Faith Wambura Ngunjiri’s book Women’s Spiritual Leadership in Africa: Tempered Radicals and Critical Servant Leadership seeks to answer the question, “What does it mean to be a woman leader in an African context?” (7) In her study Ngunjiri describes “how women make meaning of their experiences as leaders, including how they are able to thrive and be effective in spite of challenges to their authority.” (7) With her book she seeks to fill in a void regarding scholarly studies concerning African women leadership. Furthermore, she provides examples and stories of women who have advanced to leadership position in spite of the odds being against them. Ngunjiri notes, “It has become increasingly clear that women in leadership positions in Africa … have struggled under challenges and constraints to their leadership and authority emanating from the intersection of several variables: African culture and traditions and gender, race, and organizational cultures consisting of invisibility and lack of recognition.” (28) In order to fight this invisibility and lack of recognition of women leaders Ngunjiri engages in an “exploration of the survival and success strategies of existing women leaders” (29) within the African contexts.

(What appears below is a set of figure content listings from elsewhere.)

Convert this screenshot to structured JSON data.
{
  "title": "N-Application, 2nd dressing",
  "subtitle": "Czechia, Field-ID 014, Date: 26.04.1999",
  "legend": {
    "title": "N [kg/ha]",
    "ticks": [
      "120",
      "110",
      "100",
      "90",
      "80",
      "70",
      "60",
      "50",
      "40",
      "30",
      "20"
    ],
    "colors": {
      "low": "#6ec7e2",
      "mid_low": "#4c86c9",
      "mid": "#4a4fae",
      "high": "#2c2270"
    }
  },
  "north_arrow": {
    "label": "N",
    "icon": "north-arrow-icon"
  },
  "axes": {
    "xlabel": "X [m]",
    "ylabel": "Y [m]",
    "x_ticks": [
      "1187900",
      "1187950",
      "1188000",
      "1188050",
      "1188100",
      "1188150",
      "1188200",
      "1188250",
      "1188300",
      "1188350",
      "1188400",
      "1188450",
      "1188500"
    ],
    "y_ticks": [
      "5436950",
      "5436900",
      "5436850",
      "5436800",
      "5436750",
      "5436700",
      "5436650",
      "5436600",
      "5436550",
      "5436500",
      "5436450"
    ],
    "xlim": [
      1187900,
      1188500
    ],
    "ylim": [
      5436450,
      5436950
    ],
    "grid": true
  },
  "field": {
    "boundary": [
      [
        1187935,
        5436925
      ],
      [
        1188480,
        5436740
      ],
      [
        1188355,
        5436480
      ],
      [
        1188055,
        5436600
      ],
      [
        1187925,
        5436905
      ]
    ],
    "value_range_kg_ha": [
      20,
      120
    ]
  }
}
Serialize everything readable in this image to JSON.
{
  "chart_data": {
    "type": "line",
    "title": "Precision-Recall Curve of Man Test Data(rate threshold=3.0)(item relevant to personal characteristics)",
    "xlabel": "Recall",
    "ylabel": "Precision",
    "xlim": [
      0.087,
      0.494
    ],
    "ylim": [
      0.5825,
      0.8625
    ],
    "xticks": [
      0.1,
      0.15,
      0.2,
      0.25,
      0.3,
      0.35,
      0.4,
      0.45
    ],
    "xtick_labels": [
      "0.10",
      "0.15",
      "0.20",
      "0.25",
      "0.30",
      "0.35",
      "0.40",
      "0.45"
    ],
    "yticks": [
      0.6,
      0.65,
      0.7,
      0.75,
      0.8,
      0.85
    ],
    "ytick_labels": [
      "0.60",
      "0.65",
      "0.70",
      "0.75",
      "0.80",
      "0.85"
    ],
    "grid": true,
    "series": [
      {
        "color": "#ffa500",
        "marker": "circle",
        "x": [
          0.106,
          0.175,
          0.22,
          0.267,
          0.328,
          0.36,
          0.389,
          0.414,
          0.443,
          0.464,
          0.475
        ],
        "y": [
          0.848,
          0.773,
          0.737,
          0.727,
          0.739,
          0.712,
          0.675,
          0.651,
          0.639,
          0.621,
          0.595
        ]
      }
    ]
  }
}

In order to process and evaluate the women’s success strategies and stories Ngunjiri worked with an a pirori conceptual framework that consisted of three elements: spirituality, tempered radicalism, and servant leadership. Out of her study emerges what Ngunjiri has termed “spirited leadership: courageous, committed, conviction-filled, and spirit inspired leadership.” (13) Describing spirited leadership in a later point in the book Ngunjiri writes:
When all three elements and their defining characteristics are put together, what emerges is spirited leadership, the kind of leadership that combines servant leadership, tempered radicalism, and critical spirituality in agency for social justice. The women’s identities as women, as Africans, as leaders, as Christians, and as members of particular communities combined and intersected in producing this form of spirited leadership. (203-204)
Ngunjiri describes African women leadership with what she has termed spirited leadership. With her book she starts filling the void of scholarly studies on African women leadership. Furthermore, in chapter 5-11 she provides in-depth portraits of seven African women leaders that can serve future African women leaders as inspiring examples of overcoming “African women’s oppression under racism, sexism, colonialism, neocolonialism, and patriarchal culture ….” (8)
I want to end my post with what I found personally the most interesting element of Ngunjiri conceptual framework, namely tempered radicalism. The participants of her study were women leading in predominantly male dominated institutions in a predominantly patriarchal culture. Ngunjir draws on Myerson’s when she writes, “tempered radicals are men and women who find themselves as poor fits with the dominant culture of their organizations: Tempered radicals want to fit in and they want to retain what makes them different. They want to rock the boat, and they want to stay in it.” (9) Ngunjir quoting Myerson notes,
‘Tempered radicals reflect important aspects of leadership that are absent in the more traditional portraits. It is leadership that tends to be less visible, less coordinated, and less vested with forma authority; it is also more local, more diffuse, more opportunistic, and more humble than the activity attributed to the modern-day here. This version of leadership depends not on charismatic flair, instant success, or inspirational visions, but on qualities such as patience, self-knowledge, humility, flexibility, idealism, vigilance and commitment. And, although tempered radicals often act as individual agents of change, they are not lone heroes …they are quick to acknowledge they cannot do it alone. (p. 171).’
Ngunjiri found that tempered radicalism was a suitable concept for describing one aspect of the African women leaders that she interviewed. Myerson provided five ways through which tempered radicals can have an impact in their organizations and make a difference for the good.
1. Resisting quietly and staying true to oneself
2. Turning personal threats into opportunities
3. Broadening the impact through negotiation
4. Leveraging small wins
5. Organizing collective action
In her study Ngunjiri demonstrates how the African women leaders have acted as tempered radicals within their organization working towards accomplishing the desired change.
Tempered radicalism seems appropriate for someone who wants to work within an organizational structure to bring about change. It seems easier to abandon an organization than to engage in the tough work of bringing the needed change from within. The concept of tempered radicalism provides leaders with useful tools of how to work for change from within the organization.